Large Scale Central

Our Justice & Legal Systems At Work?

This is mostly derived from the Santa Rosa Press Democrat, a New York Times owned newspaper circulated in N. California.

There is a company named NeilMed Pharmaceuticals in Santa Rosa, CA. The company is owned by a Dr. Ketan Mehta and his wife. They produce lines of nasal and sinus rinses. NeilMed’s website reports:

“With some help from Oprah Winfrey and the Internet, Santa Rosa’s NeilMed Pharmaceuticals Inc. is in growth mode, tripling sales of its sinus products in just two years.” Here is a link to NeilMed’s website:

http://www.neilmed.com/usa/pd.php

According to the Press Democrat, Neilmed was visited on February 10, 2009 by agents of U.S. Immigration and Customs Enforcement who sought to examine the employment records of the 250 person workforce. As an owner and executive in small businesses, I am certain they were looking for I-9 forms, which are required for every employee. By law, these forms must be properly completed, signed by the company’s designated employment officer, and maintained on file.

Exactly what transpired next is a little fuzzy and in some dispute, but the bottom line is that Neilmed (assumedly with the cooperation of ICE) either offered to let employees resign or fired them rather than have their employment records turned over to ICE. The net result was that 175 out of the 250 employees (that’s 70%!) immediately signed letters of resignation and were allowed to leave unhindered by immigration authorities. Later reports say that more of the workforce just didn’t show up the next day, as they expected ICE would be there and take action against them.

On Friday, February 20, the Press Democrat reported the following:

"On Thursday, about 100 of the former NeilMed workers met with an attorney and immigrant rights activist at a Santa Rosa park to talk about their situation. Rudy Balderama, a Los Angeles attorney representing an immigrant rights group, said he’s investigating whether any of their rights were violated. “All the workers affected are Latinos,” he said. “They were forced to sign these resignation papers.”
“The company may have violated California’s notice, wage and hour laws,” Balderama said.”

In various news articles, the now ex-employees complained that they had been paid less than the minimum wage, forced to work long hours without overtime, were not given rest and lunch breaks, frequently had to lift more than the law allows, etc., etc.

I see a big lawsuit coming here!

So it looks like ICE doesn’t have any interest in enforcing our anti-illegal immigration laws. Rather than gathering up the illegal workers and putting them on the next bus back to Mexico or Central or South America, they just let them disappear back into the local community to seek some other illegal employment.

Rather than being shut down for employment violations, at Neilmed it’s business as usual. The Press Democrat reported this week that all the vacated jobs have been filled. They didn’t report on how many of those new employees are illegals, but when there isn’t any penalty for employing illegals, why would a company want to get involved in all that employment and social security tax withholding, legal working hours, workman’s compensation, and OSHA stuff?

This “CHANGED” America is truly a different place than the one that I was taught about when growing up. Obeying the laws seems to be optional, and totally secondary to who you know and how you are connected.

Happy RRing,

Jerry

Sad but apparently true. The joke about the government being able to track a cow, possibly infected with Mad Cow Disease versus identifying false or duplicate Social Security numbers comes to mind. Then there is the suggestion made that American Express can immediately at the POS determine if a card presented is valid or a forged duplicate, so they should be put in charge of the SSA.

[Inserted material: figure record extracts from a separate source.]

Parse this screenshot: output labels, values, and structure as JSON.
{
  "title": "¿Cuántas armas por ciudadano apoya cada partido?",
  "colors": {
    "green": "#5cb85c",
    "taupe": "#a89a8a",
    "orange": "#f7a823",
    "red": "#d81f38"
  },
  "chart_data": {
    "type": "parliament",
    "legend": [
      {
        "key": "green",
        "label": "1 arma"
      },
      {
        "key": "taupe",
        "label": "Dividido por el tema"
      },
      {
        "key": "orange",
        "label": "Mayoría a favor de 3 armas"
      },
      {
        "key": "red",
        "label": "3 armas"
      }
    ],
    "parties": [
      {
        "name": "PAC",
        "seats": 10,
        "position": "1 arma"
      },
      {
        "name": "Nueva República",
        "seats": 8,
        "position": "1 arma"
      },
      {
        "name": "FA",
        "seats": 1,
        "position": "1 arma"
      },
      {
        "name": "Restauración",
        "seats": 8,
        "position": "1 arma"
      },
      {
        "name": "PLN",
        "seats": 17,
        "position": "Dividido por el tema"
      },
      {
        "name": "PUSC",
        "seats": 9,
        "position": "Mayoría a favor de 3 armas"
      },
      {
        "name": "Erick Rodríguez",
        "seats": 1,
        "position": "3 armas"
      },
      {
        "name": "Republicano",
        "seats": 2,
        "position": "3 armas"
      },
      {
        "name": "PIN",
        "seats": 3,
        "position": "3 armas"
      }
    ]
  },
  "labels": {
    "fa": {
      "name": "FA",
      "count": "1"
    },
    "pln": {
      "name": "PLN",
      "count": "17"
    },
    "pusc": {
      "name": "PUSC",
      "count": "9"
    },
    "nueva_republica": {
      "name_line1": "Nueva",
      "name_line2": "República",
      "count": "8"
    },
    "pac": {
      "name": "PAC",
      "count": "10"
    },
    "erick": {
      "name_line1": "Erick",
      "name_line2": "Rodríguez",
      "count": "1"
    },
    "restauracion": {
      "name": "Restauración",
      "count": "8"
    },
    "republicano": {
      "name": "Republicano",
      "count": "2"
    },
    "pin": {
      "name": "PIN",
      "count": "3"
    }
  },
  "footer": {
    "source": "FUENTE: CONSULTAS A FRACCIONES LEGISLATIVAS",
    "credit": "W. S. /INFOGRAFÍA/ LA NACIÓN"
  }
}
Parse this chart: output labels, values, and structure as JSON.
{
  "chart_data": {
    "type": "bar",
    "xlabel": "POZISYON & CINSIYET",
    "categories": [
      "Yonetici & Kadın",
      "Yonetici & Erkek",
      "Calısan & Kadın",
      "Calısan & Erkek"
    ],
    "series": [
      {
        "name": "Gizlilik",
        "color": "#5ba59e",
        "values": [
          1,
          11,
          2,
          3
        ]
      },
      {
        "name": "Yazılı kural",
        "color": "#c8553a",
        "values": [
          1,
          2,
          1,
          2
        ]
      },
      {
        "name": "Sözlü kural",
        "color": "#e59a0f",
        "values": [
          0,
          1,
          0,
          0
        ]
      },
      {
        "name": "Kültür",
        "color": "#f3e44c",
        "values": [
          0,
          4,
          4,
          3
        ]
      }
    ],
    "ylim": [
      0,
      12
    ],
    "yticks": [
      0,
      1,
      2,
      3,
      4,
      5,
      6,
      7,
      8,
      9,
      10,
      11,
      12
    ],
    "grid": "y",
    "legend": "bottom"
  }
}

I’d probably be a “wetback” too, if I had to live in the squalor and corruption the government of Mexico and the narco-thugs have created in that country.

Was it Arizona that several years ago put the onus on the employer to prove that all employees were legally registered workers to stem the then hot illegal immigrant labour situation? If you took the illegal Latino workforce out of California then industry would collapse.

I remember travelling in California back in the early 1990’s and was told that the most commonly spoken language was Hispanic (Spanish). A friend travelling at a similar time to me was almost refused service in that English was not spoken in the shop and fortunately, he was muti-lingual.